Eindelijk zou ik mijn debuut gaan maken in een strandrace. Al reed ik geen wedstrijd op het strand vorig jaar, ik kon er lekker van mee genieten. Geen winterdepressies in ons huishoudentje, maar stoere verhalen en een hoop vreugde en vrolijkheid na terugkomst thuis. Dit jaar besloot ik dan ook wat nieuws te gaan doen in de winter. En hoe kon het ook anders dan dat dat strandracen moest zijn. In de strandrace van Brouwersdam zou ik een eerste keer snuffelen aan het strand.
Op de parkeerplaats ving ik op dat het gehele parcours te fietsen was. Even dacht ik: dat is mooi! Mooi voor mij (met mijn bijna nul komma nul ervaring op offroad terrein). Met een beetje zenuwen ben ik toch maar een stuk van het parcours gaan verkennen om al een beetje warm te draaien. Niet bang zijn, gewoon gaan, zwaar verzet en de strand-afgang af knallen. Maar daar stond ik pardoes stil en moest van de fiets af. De tweede ronde dacht ik een beter spoor te volgen in het zand, maar ook deze keer kon ik niet blijven fietsen. Dat viel even tegen. Daarentegen was het kicken om met de wind schuin in mijn rug met hoge snelheid over het strand te zweven.
Een paar minuten in de kou bibberen bij de start en nog dan nog even horen dat het bijna het meest technische parcours is van alle strandraces. Maar er is geen tijd meer om na te denken want het startkanon knalt. Het peloton schiet in gang, ik probeer zo hard mogelijk te trappen. Ik zak wat weg, onzeker of ik toch niet een lekke band zou hebben: 0,9 bar voelt toch wat anders dan de 8 bar op de wegfiets. Niet over nadenken, ver vooruit kijken en de specialisten proberen te volgen over de veranderende ondergrond. Het strand is mul hoger op en lekker vlak en hard dichterbij het water. Maar om het keerpunt te ronden ontkom je er niet aan om door het zwaardere zand te moeten ploeteren.
Na 14 km duikel ik voorover in het zand nadat ik in volle vaart evenwicht verlies bij een strand-afgang. Ik had me “snuffelen aan het strand” niet zo letterlijk voorgesteld. Als ik weer overeind gekrabbeld ben, moet ik mijn stuur weer recht zetten en ik zie bloed op mijn knie. Even twijfel ik of ik door zal gaan en of het het nog wel waard is. De koers in Zuid-Afrika volgende week schiet door mijn hoofd. Maar ik wil door, dit is te kicken. Zonde om al in de auto te stappen naar huis.
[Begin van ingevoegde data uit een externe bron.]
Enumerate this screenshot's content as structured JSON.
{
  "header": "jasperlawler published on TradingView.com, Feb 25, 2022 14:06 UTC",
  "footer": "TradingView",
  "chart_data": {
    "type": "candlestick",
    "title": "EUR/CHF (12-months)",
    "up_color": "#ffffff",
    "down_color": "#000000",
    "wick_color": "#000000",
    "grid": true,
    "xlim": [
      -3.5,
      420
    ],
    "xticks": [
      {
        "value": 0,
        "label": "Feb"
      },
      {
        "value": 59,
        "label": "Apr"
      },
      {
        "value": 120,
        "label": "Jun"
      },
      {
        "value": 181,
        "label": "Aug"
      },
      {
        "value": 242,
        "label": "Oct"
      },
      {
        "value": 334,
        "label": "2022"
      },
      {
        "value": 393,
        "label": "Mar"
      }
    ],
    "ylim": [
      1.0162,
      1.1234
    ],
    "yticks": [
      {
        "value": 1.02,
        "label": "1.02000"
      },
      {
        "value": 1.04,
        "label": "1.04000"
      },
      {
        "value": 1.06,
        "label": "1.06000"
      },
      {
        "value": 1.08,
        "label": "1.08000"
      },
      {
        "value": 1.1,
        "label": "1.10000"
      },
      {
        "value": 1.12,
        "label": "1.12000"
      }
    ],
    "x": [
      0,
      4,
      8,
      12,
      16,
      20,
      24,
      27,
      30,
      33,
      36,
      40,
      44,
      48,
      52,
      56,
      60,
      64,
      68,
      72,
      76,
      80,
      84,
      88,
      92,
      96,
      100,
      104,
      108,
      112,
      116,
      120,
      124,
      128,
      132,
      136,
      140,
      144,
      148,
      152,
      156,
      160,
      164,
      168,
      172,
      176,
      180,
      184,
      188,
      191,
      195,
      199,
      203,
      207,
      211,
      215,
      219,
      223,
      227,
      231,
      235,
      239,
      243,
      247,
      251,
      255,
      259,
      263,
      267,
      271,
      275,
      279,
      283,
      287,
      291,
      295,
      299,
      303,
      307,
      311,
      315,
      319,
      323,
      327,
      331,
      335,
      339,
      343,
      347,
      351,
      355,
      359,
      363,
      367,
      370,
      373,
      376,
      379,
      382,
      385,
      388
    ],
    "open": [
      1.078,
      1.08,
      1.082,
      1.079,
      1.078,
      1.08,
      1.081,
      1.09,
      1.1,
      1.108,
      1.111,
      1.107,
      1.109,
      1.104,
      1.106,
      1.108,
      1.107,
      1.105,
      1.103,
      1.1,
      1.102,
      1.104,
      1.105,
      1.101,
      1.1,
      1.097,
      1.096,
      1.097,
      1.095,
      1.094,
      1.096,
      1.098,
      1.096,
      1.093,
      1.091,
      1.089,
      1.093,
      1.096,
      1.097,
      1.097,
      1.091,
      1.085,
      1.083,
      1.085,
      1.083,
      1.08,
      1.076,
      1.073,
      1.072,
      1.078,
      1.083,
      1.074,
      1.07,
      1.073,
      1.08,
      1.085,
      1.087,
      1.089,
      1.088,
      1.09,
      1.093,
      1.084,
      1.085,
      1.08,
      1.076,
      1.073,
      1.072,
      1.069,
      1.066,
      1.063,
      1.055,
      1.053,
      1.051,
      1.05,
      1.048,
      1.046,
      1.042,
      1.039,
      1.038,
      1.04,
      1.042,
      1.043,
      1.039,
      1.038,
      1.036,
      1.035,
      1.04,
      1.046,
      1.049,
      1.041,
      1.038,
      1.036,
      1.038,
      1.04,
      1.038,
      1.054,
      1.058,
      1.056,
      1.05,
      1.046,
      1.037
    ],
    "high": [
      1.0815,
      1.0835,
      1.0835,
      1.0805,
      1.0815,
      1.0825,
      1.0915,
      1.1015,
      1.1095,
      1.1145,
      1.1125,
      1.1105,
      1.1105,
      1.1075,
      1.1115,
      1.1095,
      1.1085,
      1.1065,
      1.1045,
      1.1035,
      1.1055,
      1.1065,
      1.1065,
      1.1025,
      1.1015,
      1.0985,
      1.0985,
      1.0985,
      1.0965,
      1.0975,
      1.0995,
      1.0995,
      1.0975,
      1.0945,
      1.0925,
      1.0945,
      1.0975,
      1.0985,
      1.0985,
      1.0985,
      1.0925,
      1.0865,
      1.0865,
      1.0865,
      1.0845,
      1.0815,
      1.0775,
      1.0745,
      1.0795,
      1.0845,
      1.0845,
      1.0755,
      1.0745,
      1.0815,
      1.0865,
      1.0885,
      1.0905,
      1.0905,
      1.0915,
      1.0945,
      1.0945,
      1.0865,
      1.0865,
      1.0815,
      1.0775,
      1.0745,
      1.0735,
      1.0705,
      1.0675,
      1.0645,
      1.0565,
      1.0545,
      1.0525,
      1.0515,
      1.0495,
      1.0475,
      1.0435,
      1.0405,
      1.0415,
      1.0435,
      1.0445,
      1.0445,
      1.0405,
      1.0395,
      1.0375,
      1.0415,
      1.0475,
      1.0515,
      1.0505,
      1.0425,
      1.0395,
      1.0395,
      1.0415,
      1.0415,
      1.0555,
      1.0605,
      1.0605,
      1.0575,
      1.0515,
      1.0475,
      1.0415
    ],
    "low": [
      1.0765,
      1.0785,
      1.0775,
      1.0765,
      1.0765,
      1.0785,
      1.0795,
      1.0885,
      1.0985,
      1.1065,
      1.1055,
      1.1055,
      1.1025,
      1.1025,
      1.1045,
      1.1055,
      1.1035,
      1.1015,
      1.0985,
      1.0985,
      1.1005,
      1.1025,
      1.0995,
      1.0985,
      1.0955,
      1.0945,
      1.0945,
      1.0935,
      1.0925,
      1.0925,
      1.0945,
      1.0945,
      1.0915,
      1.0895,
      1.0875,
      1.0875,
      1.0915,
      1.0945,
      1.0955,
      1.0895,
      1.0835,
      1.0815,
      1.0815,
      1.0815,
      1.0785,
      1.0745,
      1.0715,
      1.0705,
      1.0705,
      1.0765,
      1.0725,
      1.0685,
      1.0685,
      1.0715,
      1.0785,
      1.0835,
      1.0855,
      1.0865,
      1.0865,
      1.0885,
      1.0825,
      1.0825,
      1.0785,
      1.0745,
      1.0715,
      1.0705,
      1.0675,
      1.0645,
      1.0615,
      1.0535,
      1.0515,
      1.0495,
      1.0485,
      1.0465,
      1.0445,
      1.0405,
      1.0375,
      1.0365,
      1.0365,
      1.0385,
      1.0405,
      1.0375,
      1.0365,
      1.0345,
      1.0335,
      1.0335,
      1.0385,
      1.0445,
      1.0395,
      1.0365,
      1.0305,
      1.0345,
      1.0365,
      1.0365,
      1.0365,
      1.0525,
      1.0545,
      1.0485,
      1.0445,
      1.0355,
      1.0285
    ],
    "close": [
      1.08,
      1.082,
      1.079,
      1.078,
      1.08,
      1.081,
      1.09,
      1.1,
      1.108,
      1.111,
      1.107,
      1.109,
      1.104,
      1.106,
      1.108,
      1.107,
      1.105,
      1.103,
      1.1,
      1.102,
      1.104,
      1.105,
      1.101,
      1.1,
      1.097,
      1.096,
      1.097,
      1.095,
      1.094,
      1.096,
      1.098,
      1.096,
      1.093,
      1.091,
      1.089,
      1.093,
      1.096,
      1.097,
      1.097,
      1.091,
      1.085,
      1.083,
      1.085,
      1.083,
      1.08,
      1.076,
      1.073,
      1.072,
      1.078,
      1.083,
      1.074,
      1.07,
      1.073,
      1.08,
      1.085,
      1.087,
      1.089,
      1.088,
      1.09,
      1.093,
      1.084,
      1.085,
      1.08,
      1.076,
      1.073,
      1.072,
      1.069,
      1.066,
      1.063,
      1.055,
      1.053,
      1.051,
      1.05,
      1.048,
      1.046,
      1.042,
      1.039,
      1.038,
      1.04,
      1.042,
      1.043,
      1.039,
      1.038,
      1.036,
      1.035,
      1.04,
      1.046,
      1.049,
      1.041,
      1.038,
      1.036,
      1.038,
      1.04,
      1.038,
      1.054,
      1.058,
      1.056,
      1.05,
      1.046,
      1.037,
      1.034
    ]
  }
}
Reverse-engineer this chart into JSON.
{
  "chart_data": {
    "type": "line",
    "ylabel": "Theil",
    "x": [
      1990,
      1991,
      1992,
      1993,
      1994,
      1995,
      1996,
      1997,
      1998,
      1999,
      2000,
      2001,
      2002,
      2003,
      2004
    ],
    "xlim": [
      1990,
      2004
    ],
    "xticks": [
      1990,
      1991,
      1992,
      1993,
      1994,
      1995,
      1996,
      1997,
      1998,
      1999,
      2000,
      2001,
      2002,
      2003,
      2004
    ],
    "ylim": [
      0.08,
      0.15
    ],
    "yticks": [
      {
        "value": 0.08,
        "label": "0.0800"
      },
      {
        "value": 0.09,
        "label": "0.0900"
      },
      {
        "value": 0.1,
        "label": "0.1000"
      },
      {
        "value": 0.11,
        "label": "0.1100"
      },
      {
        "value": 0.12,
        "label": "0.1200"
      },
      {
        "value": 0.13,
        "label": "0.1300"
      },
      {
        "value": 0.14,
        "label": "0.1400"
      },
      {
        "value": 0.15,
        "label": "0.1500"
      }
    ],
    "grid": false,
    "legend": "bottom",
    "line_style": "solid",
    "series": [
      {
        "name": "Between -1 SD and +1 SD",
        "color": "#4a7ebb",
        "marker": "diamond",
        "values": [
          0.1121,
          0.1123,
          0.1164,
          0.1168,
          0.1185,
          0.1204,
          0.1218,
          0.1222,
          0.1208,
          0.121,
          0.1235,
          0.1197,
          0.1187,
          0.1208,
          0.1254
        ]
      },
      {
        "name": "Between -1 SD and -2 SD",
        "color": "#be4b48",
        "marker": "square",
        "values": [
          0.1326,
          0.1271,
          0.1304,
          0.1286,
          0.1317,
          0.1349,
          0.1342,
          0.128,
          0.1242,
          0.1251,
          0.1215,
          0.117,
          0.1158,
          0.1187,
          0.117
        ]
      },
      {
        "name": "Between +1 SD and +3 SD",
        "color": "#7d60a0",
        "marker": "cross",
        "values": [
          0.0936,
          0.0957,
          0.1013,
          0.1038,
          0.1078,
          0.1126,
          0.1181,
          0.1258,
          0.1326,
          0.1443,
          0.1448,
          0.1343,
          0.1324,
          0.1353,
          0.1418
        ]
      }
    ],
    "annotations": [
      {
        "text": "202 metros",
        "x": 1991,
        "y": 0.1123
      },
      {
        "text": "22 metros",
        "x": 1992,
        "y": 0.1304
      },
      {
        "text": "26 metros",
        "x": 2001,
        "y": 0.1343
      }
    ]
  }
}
Mijn eerste 35,8 km aan strand ervaring heb ik erop zitten. De learning-curve gaat steil, maar moet nog even verder doorgaan naar boven. Niks winterdips. Ik zeg: Lekker naar buiten, racen, zandhappen en de volgende ochtend nog een restje zand uit je ogen wrijven. Maar dit strandplezier pakt niemand af en kan ik ook iedereen aanraden.